Further interventions to improve COVID-19 vaccine uptake at the population level are difficult to recommend. Some reviews have summarized efforts to increase COVID-19 vaccination intent and uptake in the U.S. and other countries, such as educational interventions, incentives, policies, communication strategies, and increasing access39,40. In spite of the plethora of work addressing vaccine hesitancy interventions, reviews conducted both before and after COVID-19 have concluded that we have limited evidence on what kinds of interventions are effective, due to the difficulties of directly measuring the impact of these interventions and that the most effective interventions are tailored to specific populations, which complicates the ability to make generalizable claims of effectiveness39,40,41,42,43,44. It is especially concerning that there is a lack of research showing effective interventions for the current information ecosystem, in which social media has fundamentally changed the way information spreads, public health has been politicized, and discourse on any politics-adjacent topic has become polarized.
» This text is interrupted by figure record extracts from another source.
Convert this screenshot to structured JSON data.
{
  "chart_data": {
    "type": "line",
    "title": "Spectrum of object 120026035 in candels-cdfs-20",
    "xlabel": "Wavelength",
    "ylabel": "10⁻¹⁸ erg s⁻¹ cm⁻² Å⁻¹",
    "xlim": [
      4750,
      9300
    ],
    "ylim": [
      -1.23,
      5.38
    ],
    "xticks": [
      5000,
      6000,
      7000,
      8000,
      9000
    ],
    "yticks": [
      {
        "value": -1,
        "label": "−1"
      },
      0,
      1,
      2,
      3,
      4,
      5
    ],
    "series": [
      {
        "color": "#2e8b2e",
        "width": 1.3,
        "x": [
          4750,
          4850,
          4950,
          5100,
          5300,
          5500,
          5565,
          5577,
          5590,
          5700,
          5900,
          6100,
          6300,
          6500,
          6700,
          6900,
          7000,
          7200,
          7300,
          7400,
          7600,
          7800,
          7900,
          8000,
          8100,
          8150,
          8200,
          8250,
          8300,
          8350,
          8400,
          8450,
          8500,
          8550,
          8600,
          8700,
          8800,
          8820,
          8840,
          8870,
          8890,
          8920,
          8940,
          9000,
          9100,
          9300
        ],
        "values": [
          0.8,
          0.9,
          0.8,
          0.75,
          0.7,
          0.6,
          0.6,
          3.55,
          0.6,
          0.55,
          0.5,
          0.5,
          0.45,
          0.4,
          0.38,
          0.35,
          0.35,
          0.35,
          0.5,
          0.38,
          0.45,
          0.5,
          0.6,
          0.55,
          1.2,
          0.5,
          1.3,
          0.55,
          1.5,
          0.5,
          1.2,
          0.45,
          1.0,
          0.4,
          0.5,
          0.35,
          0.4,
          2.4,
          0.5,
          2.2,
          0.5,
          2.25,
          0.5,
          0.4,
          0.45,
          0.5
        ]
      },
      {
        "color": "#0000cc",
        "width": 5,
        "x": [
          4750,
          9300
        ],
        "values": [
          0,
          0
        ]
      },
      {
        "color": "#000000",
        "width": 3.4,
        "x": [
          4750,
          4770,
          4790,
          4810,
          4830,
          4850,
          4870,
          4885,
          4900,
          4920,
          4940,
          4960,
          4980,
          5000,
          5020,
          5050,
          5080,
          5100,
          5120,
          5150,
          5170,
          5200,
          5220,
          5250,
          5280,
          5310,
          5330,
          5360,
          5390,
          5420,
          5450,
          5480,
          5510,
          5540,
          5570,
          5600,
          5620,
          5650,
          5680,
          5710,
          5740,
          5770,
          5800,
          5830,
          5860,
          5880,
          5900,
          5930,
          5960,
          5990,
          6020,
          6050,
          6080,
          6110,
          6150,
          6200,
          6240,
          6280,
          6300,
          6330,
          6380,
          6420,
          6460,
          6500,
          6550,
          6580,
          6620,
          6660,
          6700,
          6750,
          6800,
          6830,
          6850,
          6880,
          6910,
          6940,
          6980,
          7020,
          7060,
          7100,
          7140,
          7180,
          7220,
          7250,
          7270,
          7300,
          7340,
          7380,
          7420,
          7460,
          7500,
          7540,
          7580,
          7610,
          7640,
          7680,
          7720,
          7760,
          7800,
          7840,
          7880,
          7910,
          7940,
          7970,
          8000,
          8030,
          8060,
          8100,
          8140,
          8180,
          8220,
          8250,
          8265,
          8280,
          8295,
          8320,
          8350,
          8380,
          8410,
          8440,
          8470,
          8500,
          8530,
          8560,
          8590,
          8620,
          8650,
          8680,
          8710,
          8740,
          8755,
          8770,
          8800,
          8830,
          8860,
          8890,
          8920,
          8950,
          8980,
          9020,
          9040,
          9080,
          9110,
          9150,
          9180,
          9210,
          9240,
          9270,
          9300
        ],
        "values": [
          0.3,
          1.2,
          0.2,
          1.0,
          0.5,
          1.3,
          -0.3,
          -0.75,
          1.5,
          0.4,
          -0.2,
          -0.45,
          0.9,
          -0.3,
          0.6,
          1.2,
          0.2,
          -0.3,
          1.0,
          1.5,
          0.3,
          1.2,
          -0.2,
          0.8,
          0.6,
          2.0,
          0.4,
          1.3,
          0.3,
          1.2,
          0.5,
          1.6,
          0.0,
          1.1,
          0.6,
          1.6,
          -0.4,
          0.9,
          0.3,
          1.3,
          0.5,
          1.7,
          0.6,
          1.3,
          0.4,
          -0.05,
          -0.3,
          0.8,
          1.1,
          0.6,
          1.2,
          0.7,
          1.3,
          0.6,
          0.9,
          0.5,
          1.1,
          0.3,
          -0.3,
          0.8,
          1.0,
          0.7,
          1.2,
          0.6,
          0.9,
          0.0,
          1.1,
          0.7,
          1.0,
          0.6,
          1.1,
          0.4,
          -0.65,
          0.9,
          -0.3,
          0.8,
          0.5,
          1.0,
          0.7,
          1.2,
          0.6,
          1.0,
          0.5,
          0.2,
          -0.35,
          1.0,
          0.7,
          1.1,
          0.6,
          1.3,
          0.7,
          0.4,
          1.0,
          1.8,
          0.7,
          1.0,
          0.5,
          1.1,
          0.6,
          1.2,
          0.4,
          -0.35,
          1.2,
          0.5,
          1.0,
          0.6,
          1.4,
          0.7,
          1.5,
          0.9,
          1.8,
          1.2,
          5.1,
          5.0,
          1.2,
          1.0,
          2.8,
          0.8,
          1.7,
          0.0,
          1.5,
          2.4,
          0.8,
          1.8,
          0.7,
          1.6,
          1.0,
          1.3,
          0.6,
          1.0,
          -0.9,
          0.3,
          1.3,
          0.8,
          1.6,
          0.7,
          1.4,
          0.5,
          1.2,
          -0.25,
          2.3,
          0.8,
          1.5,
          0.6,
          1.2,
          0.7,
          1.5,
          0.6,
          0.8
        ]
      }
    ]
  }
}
What we do know is that personalized interventions for different populations are critical, and that we need to intervene at multiple levels of the information ecosystem: at the level of pieces of information, the individual level, the communication and community engagement level, and the institutional and structural level45. In conclusion, our study contributes to better understanding the drivers of vaccine hesitancy in order to inform future efforts to increase vaccination uptake, but there are critical gaps in the literature on how to address vaccine hesitancy.